The pigkeepers witness the whole scene and run to spread the news. When they return with people from both the city and the countryside, the liberated man is sitting calmly at Jesus’ feet, clothed and in his right mind. After hearing how he has been freed, the people do not celebrate his good news. Instead, overwhelming fear hems them in and holds them captive (the verb here is syneicho, used in Luke 19:43 of armies and in Luke 22:63 of the men guarding Jesus). Freedom is too dangerous, too costly. Though Legion has been expelled from the demoniac, the memory of Legion still controls his community. The Gerasenes beg Jesus to leave them. Jesus goes away as they have asked, but not before commanding the man to return to the city and explain what God has done for him. The man obeys, spreading far and wide the good news about the mighty work that God is doing in Jesus.

From the moment that the demoniac first confronts Jesus, the whole episode invites us to consider what Jesus has to do with the forces that occupy and control us. This way of reading neither denies the possibility of demon possession nor diminishes the miraculous healing. Instead, it challenges us to think more broadly about Jesus’ sovereignty over the powers that destroy human life. 

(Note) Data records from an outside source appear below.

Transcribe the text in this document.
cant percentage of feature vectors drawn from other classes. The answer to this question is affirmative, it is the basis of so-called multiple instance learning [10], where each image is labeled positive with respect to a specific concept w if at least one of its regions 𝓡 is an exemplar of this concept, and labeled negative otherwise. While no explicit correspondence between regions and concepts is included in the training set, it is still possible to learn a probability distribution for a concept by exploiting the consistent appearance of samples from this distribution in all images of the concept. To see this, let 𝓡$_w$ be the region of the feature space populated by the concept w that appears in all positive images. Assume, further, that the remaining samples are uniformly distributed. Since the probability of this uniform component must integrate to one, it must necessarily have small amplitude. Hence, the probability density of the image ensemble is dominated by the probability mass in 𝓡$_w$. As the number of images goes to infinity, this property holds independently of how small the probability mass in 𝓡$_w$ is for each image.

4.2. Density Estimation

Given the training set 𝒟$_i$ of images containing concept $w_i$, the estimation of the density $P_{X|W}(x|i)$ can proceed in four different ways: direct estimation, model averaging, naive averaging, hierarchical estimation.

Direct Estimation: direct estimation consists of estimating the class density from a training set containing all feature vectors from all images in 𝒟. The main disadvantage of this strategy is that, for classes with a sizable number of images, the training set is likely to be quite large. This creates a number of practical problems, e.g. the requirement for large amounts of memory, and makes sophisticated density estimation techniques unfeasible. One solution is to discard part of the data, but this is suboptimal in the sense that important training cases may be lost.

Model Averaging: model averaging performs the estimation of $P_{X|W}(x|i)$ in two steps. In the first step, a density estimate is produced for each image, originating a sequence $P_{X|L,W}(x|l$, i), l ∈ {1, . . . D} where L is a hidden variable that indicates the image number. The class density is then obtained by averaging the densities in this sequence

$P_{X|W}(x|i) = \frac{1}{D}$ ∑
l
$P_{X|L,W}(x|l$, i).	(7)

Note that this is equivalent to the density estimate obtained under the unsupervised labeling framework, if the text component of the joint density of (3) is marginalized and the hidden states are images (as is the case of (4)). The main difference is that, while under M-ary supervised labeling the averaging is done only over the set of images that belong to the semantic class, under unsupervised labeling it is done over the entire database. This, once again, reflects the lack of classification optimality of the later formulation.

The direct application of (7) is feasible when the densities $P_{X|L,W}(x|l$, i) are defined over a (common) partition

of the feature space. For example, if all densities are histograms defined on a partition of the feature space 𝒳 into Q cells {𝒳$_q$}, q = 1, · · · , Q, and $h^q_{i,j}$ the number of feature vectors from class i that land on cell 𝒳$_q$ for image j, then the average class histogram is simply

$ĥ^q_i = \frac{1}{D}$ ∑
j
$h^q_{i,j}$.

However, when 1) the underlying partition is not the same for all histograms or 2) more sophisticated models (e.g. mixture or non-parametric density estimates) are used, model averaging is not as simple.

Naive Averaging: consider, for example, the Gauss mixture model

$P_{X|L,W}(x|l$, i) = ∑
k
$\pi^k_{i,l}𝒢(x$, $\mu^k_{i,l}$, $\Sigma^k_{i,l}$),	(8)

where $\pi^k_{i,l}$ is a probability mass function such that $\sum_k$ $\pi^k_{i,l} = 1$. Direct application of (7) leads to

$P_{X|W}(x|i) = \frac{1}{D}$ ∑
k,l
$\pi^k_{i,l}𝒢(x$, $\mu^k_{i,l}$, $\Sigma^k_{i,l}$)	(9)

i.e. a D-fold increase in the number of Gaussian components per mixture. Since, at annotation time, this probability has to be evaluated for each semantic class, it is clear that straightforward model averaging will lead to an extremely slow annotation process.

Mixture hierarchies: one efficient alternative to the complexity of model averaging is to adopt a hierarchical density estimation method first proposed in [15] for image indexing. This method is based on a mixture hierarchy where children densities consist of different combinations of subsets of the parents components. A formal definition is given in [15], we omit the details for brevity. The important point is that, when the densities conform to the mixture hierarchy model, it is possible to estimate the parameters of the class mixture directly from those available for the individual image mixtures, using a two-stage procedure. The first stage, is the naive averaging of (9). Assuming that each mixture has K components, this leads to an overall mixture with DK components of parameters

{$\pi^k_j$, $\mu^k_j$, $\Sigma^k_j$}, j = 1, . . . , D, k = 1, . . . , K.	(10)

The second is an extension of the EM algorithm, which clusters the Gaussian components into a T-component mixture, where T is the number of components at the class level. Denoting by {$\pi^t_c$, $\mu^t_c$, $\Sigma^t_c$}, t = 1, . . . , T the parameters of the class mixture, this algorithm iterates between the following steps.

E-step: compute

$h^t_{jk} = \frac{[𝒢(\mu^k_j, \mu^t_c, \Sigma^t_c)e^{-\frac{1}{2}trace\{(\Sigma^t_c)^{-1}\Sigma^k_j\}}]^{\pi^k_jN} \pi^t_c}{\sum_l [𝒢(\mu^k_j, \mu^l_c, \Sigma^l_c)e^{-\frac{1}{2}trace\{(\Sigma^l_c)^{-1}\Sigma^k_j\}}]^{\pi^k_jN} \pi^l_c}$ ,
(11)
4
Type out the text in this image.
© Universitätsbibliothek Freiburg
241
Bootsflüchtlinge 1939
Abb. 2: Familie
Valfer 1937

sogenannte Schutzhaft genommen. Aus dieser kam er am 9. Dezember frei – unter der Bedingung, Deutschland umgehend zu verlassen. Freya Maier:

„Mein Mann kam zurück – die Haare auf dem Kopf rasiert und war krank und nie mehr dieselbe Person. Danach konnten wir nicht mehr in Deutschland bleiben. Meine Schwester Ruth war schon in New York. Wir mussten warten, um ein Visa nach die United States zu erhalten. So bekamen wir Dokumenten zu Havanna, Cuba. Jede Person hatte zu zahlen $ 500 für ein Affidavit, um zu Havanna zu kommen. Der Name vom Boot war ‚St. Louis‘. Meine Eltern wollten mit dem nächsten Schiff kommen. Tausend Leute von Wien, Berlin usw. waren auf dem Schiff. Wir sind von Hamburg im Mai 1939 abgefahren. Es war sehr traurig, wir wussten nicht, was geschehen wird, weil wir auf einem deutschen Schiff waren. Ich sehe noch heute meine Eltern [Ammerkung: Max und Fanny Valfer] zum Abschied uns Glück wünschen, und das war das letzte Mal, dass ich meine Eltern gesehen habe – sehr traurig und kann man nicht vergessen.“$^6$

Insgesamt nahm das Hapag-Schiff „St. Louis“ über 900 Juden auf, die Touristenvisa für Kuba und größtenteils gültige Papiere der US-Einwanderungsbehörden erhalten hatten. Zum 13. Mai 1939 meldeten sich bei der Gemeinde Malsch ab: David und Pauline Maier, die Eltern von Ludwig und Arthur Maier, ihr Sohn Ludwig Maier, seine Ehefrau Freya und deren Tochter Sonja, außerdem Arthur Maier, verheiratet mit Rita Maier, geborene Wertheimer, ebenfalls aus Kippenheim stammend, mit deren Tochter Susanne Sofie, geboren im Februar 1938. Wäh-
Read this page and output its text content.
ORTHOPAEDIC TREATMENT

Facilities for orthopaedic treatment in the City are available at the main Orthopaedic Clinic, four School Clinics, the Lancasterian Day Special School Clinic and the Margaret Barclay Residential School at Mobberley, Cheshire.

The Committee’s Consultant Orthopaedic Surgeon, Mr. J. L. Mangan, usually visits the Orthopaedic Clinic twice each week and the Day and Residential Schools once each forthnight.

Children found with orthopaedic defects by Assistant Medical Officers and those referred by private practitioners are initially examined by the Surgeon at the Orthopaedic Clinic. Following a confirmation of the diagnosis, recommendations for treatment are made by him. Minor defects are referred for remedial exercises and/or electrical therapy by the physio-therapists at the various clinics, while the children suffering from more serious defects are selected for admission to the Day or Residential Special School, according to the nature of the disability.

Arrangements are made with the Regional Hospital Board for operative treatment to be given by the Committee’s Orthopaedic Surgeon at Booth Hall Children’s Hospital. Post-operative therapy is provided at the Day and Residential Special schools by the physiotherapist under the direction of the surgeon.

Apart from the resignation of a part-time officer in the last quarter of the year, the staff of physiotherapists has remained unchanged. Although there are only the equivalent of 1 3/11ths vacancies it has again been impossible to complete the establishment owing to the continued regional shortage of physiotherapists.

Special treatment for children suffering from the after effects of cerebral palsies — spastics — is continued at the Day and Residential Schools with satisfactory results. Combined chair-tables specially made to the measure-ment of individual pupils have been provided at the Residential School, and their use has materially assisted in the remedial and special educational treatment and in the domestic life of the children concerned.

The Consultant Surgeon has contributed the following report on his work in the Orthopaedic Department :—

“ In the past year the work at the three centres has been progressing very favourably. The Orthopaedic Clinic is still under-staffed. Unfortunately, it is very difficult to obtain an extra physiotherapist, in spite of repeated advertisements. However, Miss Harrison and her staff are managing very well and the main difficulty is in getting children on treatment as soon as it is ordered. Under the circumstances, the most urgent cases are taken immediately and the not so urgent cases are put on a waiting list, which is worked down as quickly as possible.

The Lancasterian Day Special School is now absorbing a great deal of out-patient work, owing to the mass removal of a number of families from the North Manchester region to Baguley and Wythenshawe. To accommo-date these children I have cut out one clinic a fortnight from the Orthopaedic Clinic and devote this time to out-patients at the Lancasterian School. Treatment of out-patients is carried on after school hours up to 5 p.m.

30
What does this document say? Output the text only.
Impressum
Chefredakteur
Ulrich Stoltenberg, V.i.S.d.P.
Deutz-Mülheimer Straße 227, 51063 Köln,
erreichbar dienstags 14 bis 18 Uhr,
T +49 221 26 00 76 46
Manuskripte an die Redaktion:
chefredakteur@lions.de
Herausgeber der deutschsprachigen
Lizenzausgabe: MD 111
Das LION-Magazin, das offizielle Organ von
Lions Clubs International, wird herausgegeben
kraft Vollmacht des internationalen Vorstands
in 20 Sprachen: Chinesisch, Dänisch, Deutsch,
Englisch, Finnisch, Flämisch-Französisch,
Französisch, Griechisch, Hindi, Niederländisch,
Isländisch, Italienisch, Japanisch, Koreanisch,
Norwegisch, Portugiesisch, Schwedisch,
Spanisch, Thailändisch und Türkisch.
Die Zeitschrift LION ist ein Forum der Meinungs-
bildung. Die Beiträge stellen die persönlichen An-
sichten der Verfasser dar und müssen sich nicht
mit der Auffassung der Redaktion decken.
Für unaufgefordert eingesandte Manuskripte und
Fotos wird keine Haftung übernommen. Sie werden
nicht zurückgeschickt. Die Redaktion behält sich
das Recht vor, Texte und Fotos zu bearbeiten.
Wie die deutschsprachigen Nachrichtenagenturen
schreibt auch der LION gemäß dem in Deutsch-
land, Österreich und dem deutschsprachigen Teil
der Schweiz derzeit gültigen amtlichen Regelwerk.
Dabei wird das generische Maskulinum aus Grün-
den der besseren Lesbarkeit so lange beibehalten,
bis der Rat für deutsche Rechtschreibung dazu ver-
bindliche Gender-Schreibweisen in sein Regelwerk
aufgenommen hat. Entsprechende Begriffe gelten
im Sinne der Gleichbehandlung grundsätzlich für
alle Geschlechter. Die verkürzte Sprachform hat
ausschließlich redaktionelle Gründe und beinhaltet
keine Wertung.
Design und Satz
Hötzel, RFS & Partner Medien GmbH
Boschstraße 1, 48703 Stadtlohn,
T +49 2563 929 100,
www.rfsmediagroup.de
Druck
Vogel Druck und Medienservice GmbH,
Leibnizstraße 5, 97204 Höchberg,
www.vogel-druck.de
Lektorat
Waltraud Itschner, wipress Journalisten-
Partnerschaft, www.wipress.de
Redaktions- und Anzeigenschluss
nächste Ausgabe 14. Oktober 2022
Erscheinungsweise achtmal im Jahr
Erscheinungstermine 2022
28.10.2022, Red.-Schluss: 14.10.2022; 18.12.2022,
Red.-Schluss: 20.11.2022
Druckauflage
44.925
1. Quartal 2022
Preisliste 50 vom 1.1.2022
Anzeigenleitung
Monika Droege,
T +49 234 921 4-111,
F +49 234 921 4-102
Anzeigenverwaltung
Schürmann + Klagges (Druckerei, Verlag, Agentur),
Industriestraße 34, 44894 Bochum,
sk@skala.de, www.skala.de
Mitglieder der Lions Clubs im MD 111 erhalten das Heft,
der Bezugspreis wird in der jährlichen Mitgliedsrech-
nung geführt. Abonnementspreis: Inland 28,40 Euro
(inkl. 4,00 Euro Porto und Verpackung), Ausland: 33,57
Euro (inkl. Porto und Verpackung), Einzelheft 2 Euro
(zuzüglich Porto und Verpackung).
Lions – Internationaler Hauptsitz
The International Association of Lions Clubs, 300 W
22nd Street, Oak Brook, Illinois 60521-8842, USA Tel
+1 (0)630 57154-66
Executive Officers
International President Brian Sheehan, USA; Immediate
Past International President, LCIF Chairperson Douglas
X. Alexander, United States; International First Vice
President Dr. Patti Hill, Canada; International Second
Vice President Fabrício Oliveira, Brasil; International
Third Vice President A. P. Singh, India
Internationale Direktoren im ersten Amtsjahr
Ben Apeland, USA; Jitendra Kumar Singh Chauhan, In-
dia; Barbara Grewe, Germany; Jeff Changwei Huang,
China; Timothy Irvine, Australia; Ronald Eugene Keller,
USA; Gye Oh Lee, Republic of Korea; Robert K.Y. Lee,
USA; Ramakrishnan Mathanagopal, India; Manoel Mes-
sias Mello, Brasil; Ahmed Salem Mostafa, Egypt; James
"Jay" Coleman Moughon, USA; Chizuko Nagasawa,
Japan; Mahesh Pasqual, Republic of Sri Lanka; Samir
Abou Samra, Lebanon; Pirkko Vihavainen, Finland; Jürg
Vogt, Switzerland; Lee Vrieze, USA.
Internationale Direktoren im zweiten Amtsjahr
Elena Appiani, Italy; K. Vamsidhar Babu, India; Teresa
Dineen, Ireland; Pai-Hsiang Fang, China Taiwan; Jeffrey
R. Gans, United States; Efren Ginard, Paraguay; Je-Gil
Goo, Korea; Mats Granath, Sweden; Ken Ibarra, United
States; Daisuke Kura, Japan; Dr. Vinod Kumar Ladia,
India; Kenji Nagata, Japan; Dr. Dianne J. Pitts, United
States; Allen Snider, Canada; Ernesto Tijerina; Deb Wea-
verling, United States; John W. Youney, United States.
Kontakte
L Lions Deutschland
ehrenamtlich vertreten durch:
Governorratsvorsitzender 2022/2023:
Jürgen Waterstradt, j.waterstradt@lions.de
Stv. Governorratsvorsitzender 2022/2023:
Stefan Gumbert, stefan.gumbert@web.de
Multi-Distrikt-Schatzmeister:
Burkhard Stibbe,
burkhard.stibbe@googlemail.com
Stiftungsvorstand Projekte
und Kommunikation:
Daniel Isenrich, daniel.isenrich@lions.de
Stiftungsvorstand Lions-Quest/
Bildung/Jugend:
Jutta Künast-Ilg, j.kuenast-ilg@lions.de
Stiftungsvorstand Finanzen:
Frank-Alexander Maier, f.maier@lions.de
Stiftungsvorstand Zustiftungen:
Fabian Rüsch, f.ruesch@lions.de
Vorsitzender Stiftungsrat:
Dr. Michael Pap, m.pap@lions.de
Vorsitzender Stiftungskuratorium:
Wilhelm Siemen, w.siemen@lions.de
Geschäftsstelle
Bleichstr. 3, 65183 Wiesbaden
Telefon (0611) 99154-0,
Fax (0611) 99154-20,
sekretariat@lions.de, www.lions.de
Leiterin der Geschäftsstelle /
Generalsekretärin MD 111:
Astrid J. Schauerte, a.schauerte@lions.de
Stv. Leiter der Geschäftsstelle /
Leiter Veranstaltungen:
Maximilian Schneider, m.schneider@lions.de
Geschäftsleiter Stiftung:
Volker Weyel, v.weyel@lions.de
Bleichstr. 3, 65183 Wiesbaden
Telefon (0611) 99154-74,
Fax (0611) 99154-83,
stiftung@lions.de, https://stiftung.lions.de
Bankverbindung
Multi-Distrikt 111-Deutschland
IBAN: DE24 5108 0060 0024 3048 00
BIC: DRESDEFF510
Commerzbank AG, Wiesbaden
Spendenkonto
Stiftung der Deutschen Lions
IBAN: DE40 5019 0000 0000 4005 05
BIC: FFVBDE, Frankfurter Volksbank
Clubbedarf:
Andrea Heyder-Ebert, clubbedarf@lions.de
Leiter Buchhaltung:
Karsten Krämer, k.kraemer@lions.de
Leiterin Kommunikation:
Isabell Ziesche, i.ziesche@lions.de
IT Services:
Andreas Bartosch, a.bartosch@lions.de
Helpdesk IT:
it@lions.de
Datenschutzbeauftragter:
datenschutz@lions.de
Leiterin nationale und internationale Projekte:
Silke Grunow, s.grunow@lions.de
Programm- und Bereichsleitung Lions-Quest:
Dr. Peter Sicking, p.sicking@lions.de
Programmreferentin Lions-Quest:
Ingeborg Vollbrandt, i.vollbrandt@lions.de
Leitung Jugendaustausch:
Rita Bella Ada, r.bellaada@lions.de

How many people in our world are haunted by a traumatic past and tortured by memories? How many live unsheltered and inadequately clothed because of social and economic forces that they cannot overcome, no matter how hard they struggle? How many are imprisoned, regarded as barely human, excluded, cast out? How many are enslaved by addictions no longer knowing where the addiction ends, and their own selves begin? Where do the governing authorities separate people from their families, denying them the opportunity to seek better lives? Where do occupying armies still brutalize entire communities and hold them captive to fear?

Jesus comes to challenge and cast out every power that prevents us from living fully and freely as human beings created in God’s image. Jesus claims sovereignty not just over our souls, but over our lives here on earth. Many among us resist that news, finding deliverance from Legion too frightening, too demanding, too costly. But those whom Jesus has healed and freed know that his liberating love is indeed good news, the gospel that he commands us to proclaim throughout our cities and towns. Still today God is at work in Jesus, bringing God’s kingdom on earth, as it is in heaven.


Notes:

1 See the masterful discussion of Mark’s account of the Gerasene demoniac in Ched Myers, Binding the Strong Man. A Political Reading of Mark’s Story of Jesus (Maryknoll, New York: Orbis, 2008), pp. 190–194. In my opinion, Luke’s word choices make his telling of the story even more politically resonant than Mark’s.